In the thirty-first year of the HIV epidemic, the 29th International AIDS Conference will be held July 22-27 in Washington D.C., America’s political and AIDS capital with the highest HIV infection rate in the country. As the largest gathering of those working in the field of HIV, the conference serves to engage local leaders and stakeholders around common strategies. As suggested by this year’s theme, “Turning the Tide Together,” we may be seeing the beginning of the end of the AIDS epidemic.
We cannot put an end to HIV, however, without prioritizing women. HIV is the number one cause of death among women of reproductive age worldwide. To effectively address the epidemic, women must be at the center of global policies and programs. Women have recently overtaken men as the majority of HIV-infected individuals around the world. 52% of the total global population living with HIV is female. In sub-Saharan Africa, women 15-24 years old are eight times more likely than men to be HIV-positive. This change in the pandemic’s nature mandates a new approach.
Thankfully, global health initiatives have recently shifted their attention to maternal and reproductive health. What they need to do now is integrate family planning and reproductive health services with other HIV interventions. Far too little emphasis has been given to the role that family planning can play in combating HIV. Sexual transmission is the leading cause of infection. Of the 1800 children who become infected with HIV every day, the majority are newborns.

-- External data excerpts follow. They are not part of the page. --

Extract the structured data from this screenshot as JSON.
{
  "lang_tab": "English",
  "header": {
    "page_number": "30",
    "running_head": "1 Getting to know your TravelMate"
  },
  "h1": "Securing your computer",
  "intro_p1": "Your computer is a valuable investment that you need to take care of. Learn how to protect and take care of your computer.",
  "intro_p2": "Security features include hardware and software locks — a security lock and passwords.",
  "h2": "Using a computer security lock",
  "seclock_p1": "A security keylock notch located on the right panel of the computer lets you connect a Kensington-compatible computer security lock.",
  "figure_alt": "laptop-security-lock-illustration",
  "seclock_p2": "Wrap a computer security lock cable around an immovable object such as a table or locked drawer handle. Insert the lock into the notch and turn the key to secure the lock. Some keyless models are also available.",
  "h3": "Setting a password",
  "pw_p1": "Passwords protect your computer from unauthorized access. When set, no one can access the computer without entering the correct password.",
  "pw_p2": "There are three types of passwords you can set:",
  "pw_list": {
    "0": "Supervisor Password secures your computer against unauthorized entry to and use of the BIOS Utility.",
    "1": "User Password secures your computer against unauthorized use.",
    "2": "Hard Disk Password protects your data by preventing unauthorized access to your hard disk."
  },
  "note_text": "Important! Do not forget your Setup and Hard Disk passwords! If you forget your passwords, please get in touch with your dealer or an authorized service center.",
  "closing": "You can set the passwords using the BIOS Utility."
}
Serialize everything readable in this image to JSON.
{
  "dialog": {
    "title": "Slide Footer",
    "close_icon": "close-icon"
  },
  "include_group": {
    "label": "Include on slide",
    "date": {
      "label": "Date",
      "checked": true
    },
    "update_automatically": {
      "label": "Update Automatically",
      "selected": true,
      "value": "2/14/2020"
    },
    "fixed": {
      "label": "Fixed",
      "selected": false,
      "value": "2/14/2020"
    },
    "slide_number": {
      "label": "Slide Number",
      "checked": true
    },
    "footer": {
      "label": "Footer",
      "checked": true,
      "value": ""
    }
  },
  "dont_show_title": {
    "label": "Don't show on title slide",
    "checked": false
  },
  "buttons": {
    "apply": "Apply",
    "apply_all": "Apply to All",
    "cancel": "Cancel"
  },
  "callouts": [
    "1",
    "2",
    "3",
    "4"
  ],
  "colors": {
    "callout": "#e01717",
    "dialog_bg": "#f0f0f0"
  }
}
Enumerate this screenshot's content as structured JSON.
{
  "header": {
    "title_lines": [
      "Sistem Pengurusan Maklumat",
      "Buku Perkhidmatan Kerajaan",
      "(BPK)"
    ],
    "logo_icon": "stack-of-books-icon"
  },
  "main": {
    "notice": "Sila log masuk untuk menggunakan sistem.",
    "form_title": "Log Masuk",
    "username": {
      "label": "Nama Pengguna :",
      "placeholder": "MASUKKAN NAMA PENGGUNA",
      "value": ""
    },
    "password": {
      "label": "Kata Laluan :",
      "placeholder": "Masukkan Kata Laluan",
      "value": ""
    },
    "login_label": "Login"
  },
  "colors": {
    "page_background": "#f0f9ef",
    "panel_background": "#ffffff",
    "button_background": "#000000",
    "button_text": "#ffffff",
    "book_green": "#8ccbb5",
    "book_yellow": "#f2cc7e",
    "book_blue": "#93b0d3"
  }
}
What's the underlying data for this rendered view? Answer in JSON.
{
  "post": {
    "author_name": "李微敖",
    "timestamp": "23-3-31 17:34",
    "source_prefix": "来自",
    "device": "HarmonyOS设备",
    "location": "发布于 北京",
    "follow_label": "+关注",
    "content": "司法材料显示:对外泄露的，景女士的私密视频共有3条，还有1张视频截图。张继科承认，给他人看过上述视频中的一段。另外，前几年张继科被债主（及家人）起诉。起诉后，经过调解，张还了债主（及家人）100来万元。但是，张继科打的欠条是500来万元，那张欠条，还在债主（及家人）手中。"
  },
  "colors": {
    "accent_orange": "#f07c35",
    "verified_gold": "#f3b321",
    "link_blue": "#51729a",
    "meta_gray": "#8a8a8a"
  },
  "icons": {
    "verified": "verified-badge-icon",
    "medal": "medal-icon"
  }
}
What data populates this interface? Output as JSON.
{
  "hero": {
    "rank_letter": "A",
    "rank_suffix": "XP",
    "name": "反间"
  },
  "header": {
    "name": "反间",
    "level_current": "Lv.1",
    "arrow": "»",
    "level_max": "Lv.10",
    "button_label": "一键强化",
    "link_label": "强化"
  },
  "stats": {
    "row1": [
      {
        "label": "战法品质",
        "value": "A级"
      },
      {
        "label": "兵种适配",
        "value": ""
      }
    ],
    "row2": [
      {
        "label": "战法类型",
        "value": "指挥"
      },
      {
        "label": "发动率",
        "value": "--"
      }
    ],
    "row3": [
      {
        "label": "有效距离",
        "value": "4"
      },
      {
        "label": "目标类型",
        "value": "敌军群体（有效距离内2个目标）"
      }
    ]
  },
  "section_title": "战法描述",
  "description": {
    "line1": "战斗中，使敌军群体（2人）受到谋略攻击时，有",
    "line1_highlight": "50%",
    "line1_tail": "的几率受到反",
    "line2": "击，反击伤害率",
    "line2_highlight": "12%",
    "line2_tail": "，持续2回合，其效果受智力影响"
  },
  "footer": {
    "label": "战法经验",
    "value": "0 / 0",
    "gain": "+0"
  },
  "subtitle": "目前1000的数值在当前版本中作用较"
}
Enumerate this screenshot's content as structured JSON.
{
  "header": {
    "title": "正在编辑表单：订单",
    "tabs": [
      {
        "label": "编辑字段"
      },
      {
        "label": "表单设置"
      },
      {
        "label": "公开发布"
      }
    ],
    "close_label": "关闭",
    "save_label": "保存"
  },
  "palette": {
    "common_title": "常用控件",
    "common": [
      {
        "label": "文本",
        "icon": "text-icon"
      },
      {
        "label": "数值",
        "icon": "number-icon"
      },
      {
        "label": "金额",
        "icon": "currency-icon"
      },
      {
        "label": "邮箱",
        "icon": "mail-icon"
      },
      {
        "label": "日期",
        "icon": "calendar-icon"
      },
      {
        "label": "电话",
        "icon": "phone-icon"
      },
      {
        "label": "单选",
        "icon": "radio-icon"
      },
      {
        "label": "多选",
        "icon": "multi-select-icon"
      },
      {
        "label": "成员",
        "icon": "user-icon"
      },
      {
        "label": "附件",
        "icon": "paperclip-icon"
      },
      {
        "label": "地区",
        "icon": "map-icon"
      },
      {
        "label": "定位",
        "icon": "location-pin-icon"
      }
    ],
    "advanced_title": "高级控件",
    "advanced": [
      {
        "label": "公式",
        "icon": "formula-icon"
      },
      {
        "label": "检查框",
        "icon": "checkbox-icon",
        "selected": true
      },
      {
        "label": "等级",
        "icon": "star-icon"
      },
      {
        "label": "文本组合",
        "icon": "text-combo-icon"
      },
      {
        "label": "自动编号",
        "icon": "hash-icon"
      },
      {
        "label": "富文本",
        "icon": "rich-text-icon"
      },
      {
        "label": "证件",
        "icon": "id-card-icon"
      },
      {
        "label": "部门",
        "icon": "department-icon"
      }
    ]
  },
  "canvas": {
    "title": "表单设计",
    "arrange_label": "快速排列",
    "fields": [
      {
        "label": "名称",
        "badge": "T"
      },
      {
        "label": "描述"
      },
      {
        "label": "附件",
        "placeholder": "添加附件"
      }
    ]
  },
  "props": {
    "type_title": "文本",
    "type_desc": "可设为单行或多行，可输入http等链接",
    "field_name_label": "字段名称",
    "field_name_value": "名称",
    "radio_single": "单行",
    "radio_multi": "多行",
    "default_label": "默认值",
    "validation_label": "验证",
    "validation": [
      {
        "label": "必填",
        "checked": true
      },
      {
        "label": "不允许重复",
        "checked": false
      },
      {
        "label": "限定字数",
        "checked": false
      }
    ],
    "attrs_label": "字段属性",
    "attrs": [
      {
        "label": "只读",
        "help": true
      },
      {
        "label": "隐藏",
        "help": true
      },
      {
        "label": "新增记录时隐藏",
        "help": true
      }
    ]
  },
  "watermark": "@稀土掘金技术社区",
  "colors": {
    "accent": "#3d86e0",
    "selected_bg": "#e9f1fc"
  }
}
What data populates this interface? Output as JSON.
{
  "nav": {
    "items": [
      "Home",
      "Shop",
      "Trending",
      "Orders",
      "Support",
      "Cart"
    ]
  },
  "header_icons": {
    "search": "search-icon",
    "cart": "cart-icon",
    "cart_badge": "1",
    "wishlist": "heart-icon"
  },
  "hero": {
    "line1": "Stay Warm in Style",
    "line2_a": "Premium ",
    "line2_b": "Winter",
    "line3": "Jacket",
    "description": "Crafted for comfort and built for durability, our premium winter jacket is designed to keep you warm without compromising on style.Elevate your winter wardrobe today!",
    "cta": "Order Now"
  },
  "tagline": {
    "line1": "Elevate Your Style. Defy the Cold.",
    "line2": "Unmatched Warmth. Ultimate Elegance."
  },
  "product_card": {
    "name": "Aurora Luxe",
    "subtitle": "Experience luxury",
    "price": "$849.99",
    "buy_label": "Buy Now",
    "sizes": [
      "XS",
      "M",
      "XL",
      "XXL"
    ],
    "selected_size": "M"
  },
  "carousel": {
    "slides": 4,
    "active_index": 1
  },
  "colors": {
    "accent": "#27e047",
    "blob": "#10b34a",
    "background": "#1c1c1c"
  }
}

Children under 15 account for one in every seven new infections, mostly through mother-to-child transmission. The current lack of integration causes healthcare gaps that limit the efficacy of programs.
In addition to basic antenatal and post-partum care, HIV-positive women need access to HIV testing and other prevention interventions in sexual health services. These include counseling and contraception to help them avoid unwanted pregnancies as well as safe delivery practices and available breast-milk substitutes to avoid mother-to-child transmission.
We must address HIV prevention, treatment, and care; cancer screening and treatment; maternal health care; and family planning services together. At the 2011 Commission on the Status of Women, UNAIDS Executive Director Michel Sidibé affirmed, “Research is showing that HIV may have a significant impact on maternal mortality. This tells us that we must work for a unified health approach bringing maternal and child health and HIV programs together to work to achieve their common goal.” Only when leaders join Mr. Sidibé in his thinking will we begin to make real progress towards eliminating HIV/AIDS from the global agenda.
Some have already started to work to promote the integration of HIV/AIDS and reproductive health programs in the last few years. In 2011, UNAIDS created “The Global Plan towards the Elimination of New Infections among Children and Keeping Their Mothers Alive.” The plan aims to ensure that HIV, maternal health, newborn and child health, and family planning programs work together. That integration is crucial to achieving an “AIDS-free generation,” and we cannot afford to lose sight of it.